Chaque homme expérimente la souffrance psychique et la douleur physique du corps amené à redevenir poussière. Chaque homme souhaite aussi, plus haut que tout, bonheur et éternité. C’est ainsi qu’il est poussé par ses désirs vers un bonheur qu’il n’arrive jamais atteindre, tant son mental est insatiable. Mû par un mental pétri de désirs et ne fonctionnant que par eux, l’homme ne trouve donc jamais le repos.

En son coeur, l’homme a totalement obscurci puis oublié sa véritable nature, la pure Félicité du Purusha, qui pourtant repose au plus profond de lui-même, et qui est éternelle… Alors, il projette son aspiration au mieux-être et au bonheur dans les objets extérieurs. Il y recherche la satisfaction momentanée de ses désirs. Et pourtant, chaque désir soulagé l’enchaîne un peu plus à ce mode de fonctionnement et dans des habitudes qui construisent et entravent son destin. Et comme chaque action en ce monde, entraîne une réaction, c’est la Roue de la Loi du Karma qui se met à tourner pour l’homme…

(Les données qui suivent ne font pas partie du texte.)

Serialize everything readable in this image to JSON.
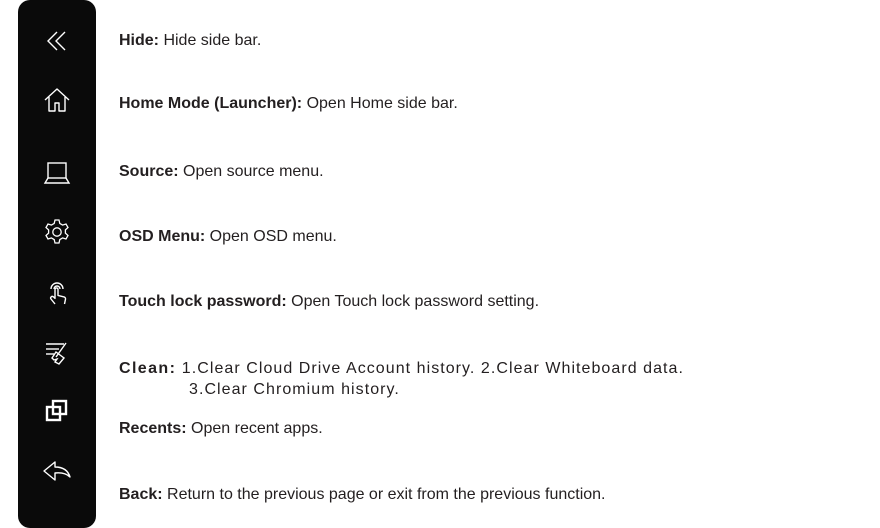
{
  "sidebar": {
    "icons": [
      "hide-icon",
      "home-icon",
      "laptop-icon",
      "gear-icon",
      "touch-lock-icon",
      "clean-icon",
      "recents-icon",
      "back-icon"
    ]
  },
  "items": [
    {
      "term": "Hide:",
      "desc": " Hide side bar."
    },
    {
      "term": "Home Mode (Launcher):",
      "desc": " Open Home side bar."
    },
    {
      "term": "Source:",
      "desc": " Open source menu."
    },
    {
      "term": "OSD Menu:",
      "desc": " Open OSD menu."
    },
    {
      "term": "Touch lock password:",
      "desc": " Open Touch lock password setting."
    },
    {
      "term": "Clean:",
      "desc": " 1.Clear Cloud Drive Account history. 2.Clear Whiteboard data.",
      "desc2": "3.Clear Chromium history."
    },
    {
      "term": "Recents:",
      "desc": " Open recent apps."
    },
    {
      "term": "Back:",
      "desc": " Return to the previous page or exit from the previous function."
    }
  ]
}
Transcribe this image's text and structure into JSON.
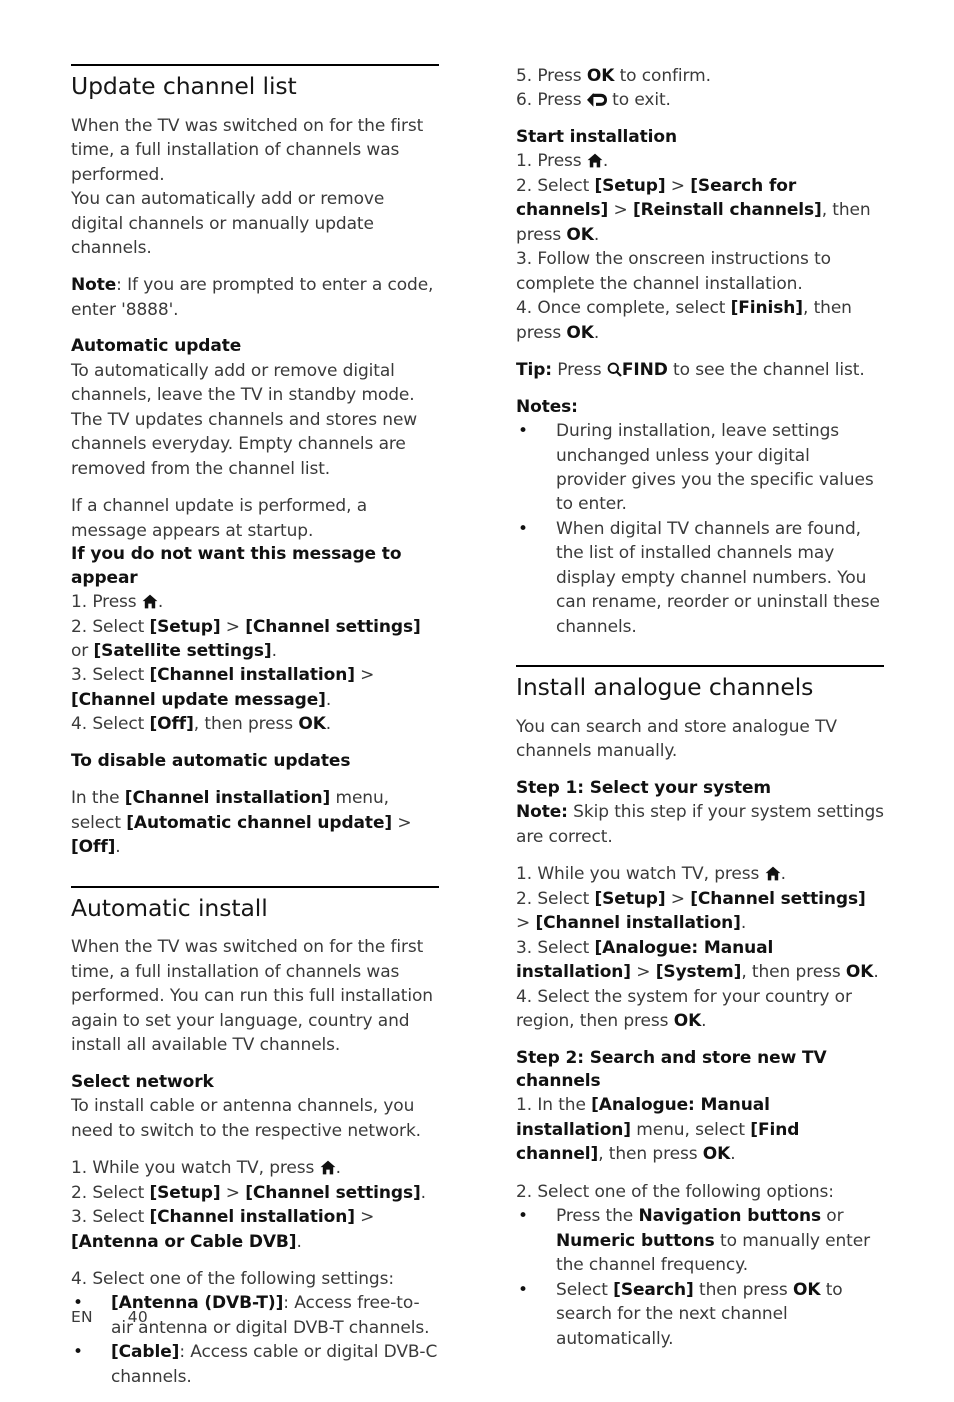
{
  "footer": {
    "language": "EN",
    "page_number": "40"
  },
  "icons": {
    "home": "home-icon",
    "back": "back-arrow-icon",
    "find": "search-find-icon"
  },
  "left_column": {
    "section1": {
      "heading": "Update channel list",
      "p1": "When the TV was switched on for the first time, a full installation of channels was performed.",
      "p2": "You can automatically add or remove digital channels or manually update channels.",
      "note_label": "Note",
      "note_text": ": If you are prompted to enter a code, enter '8888'.",
      "sub1": "Automatic update",
      "p3": "To automatically add or remove digital channels, leave the TV in standby mode. The TV updates channels and stores new channels everyday. Empty channels are removed from the channel list.",
      "p4": "If a channel update is performed, a message appears at startup.",
      "sub2": "If you do not want this message to appear",
      "step1_pre": "1. Press ",
      "step1_post": ".",
      "step2_pre": "2. Select ",
      "step2_b1": "[Setup]",
      "step2_mid": " > ",
      "step2_b2": "[Channel settings]",
      "step2_or": " or ",
      "step2_b3": "[Satellite settings]",
      "step2_post": ".",
      "step3_pre": "3. Select ",
      "step3_b1": "[Channel installation]",
      "step3_mid": " > ",
      "step3_b2": "[Channel update message]",
      "step3_post": ".",
      "step4_pre": "4. Select ",
      "step4_b1": "[Off]",
      "step4_mid": ", then press ",
      "step4_b2": "OK",
      "step4_post": ".",
      "sub3": "To disable automatic updates",
      "p5_pre": "In the ",
      "p5_b1": "[Channel installation]",
      "p5_mid": " menu, select ",
      "p5_b2": "[Automatic channel update]",
      "p5_mid2": " > ",
      "p5_b3": "[Off]",
      "p5_post": "."
    },
    "section2": {
      "heading": "Automatic install",
      "p1": "When the TV was switched on for the first time, a full installation of channels was performed. You can run this full installation again to set your language, country and install all available TV channels.",
      "sub1": "Select network",
      "p2": "To install cable or antenna channels, you need to switch to the respective network.",
      "step1_pre": "1. While you watch TV, press ",
      "step1_post": ".",
      "step2_pre": "2. Select ",
      "step2_b1": "[Setup]",
      "step2_mid": " > ",
      "step2_b2": "[Channel settings]",
      "step2_post": ".",
      "step3_pre": "3. Select ",
      "step3_b1": "[Channel installation]",
      "step3_mid": " > ",
      "step3_b2": "[Antenna or Cable DVB]",
      "step3_post": ".",
      "step4": "4. Select one of the following settings:",
      "bullets": [
        {
          "bold": "[Antenna (DVB-T)]",
          "rest": ": Access free-to-air antenna or digital DVB-T channels."
        },
        {
          "bold": "[Cable]",
          "rest": ": Access cable or digital DVB-C channels."
        }
      ]
    }
  },
  "right_column": {
    "section1": {
      "step5_pre": "5. Press ",
      "step5_b1": "OK",
      "step5_post": " to confirm.",
      "step6_pre": "6. Press ",
      "step6_post": " to exit.",
      "sub1": "Start installation",
      "step1_pre": "1. Press ",
      "step1_post": ".",
      "step2_pre": "2. Select ",
      "step2_b1": "[Setup]",
      "step2_mid": " > ",
      "step2_b2": "[Search for channels]",
      "step2_mid2": " > ",
      "step2_b3": "[Reinstall channels]",
      "step2_mid3": ", then press ",
      "step2_b4": "OK",
      "step2_post": ".",
      "step3": "3. Follow the onscreen instructions to complete the channel installation.",
      "step4_pre": "4. Once complete, select ",
      "step4_b1": "[Finish]",
      "step4_mid": ", then press ",
      "step4_b2": "OK",
      "step4_post": ".",
      "tip_label": "Tip:",
      "tip_pre": " Press ",
      "tip_b1": "FIND",
      "tip_post": " to see the channel list.",
      "notes_label": "Notes:",
      "notes": [
        "During installation, leave settings unchanged unless your digital provider gives you the specific values to enter.",
        "When digital TV channels are found, the list of installed channels may display empty channel numbers. You can rename, reorder or uninstall these channels."
      ]
    },
    "section2": {
      "heading": "Install analogue channels",
      "p1": "You can search and store analogue TV channels manually.",
      "sub1": "Step 1: Select your system",
      "note_label": "Note:",
      "note_text": " Skip this step if your system settings are correct.",
      "step1_pre": "1. While you watch TV, press ",
      "step1_post": ".",
      "step2_pre": "2. Select ",
      "step2_b1": "[Setup]",
      "step2_mid": " > ",
      "step2_b2": "[Channel settings]",
      "step2_mid2": " > ",
      "step2_b3": "[Channel installation]",
      "step2_post": ".",
      "step3_pre": "3. Select ",
      "step3_b1": "[Analogue: Manual installation]",
      "step3_mid": " > ",
      "step3_b2": "[System]",
      "step3_mid2": ", then press ",
      "step3_b3": "OK",
      "step3_post": ".",
      "step4_pre": "4. Select the system for your country or region, then press ",
      "step4_b1": "OK",
      "step4_post": ".",
      "sub2": "Step 2: Search and store new TV channels",
      "s2_step1_pre": "1. In the ",
      "s2_step1_b1": "[Analogue: Manual installation]",
      "s2_step1_mid": " menu, select ",
      "s2_step1_b2": "[Find channel]",
      "s2_step1_mid2": ", then press ",
      "s2_step1_b3": "OK",
      "s2_step1_post": ".",
      "s2_step2": "2. Select one of the following options:",
      "bullets": [
        {
          "pre": "Press the ",
          "b1": "Navigation buttons",
          "mid": " or ",
          "b2": "Numeric buttons",
          "post": " to manually enter the channel frequency."
        },
        {
          "pre": "Select ",
          "b1": "[Search]",
          "mid": " then press ",
          "b2": "OK",
          "post": " to search for the next channel automatically."
        }
      ]
    }
  }
}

Les passions et des désirs sont sans fin. Une vie ne suffit pas à remplir tous les désirs d’expérimentation du monde de l’âme individuelle… alors, la croyance hindoue introduit la notion de réincarnation! On revient pour expérimenter nos désirs et jouir (ou souffrir) du fruit de nos actions passées.

La Libération

Le seul vrai bonheur, selon le Sâmkhya, consiste à prendre conscience de ce grand leurre, de cette illusion dans laquelle est plongé le mental, et à sortir de cette logique.
C’est exactement la démarche du yoga, qui est une méthode de mise en pratique du Sâmkhya. Le yogi observe son mental, tel un objet, ou plutôt une interface complexe, qui lui permet de mettre en  contact le monde extérieur et son monde intérieur. Cette approche permet de mieux se connaître soi-même, grâce à une introspection permanente. Puis il tente de maîtriser ce mental. La chose est d’abord bien difficile…

Mais à force de travail, petit à petit, il calme les pensées et les désirs. C’est alors que ses qualités spirituelles se développent progressivement. En lui mûrit la plus haute sagesse: il réalise à l’intérieur de lui-même la vraie Félicité, celle qui demeure et qui est pure Conscience. Cet état le comble totalement et met fin à la frénésie des désirs et des sens. C’est ce qu’on appelle en Samkhya, le retour à Purusha, à la Source Première. Plus rien ne peut atteindre le yogi, qui expérimente de façon directe et définitive le contentement permanent, quelles que soient les circonstances de sa vie. Plus rien ne l’enchaîne à ce monde des phénomènes: il est un être totalement LIBRE, libéré de tous les carcans, de toutes les chaînes des karmas, de tous les dogmes.

La philosophie du Sâmkhya a une autre particularité, essentielle pour comprendre le yoga: il dit que l’homme est une reproduction miniature exacte du macrocosme. Il en est le microcosme.  La Sâmkhya explique qu’expérimenter à l’intérieur de soi, l’ensemble de la Création (le Macrocosme), cela revient à comprendre et à connaître pleinement et réellement le Macrocosme.

C’est pourquoi les postures de yoga reproduisent les noms de toutes les manifestations et créatures du monde phénoménal, de différents végétaux, personnages, outils, Sages et Dieux, … On dit qu’il existe entre 84′000 asanas différents. Les pratiquer, c’est expérimenter, en pleine conscience, les différentes manifestations de la Création, de l’Univers…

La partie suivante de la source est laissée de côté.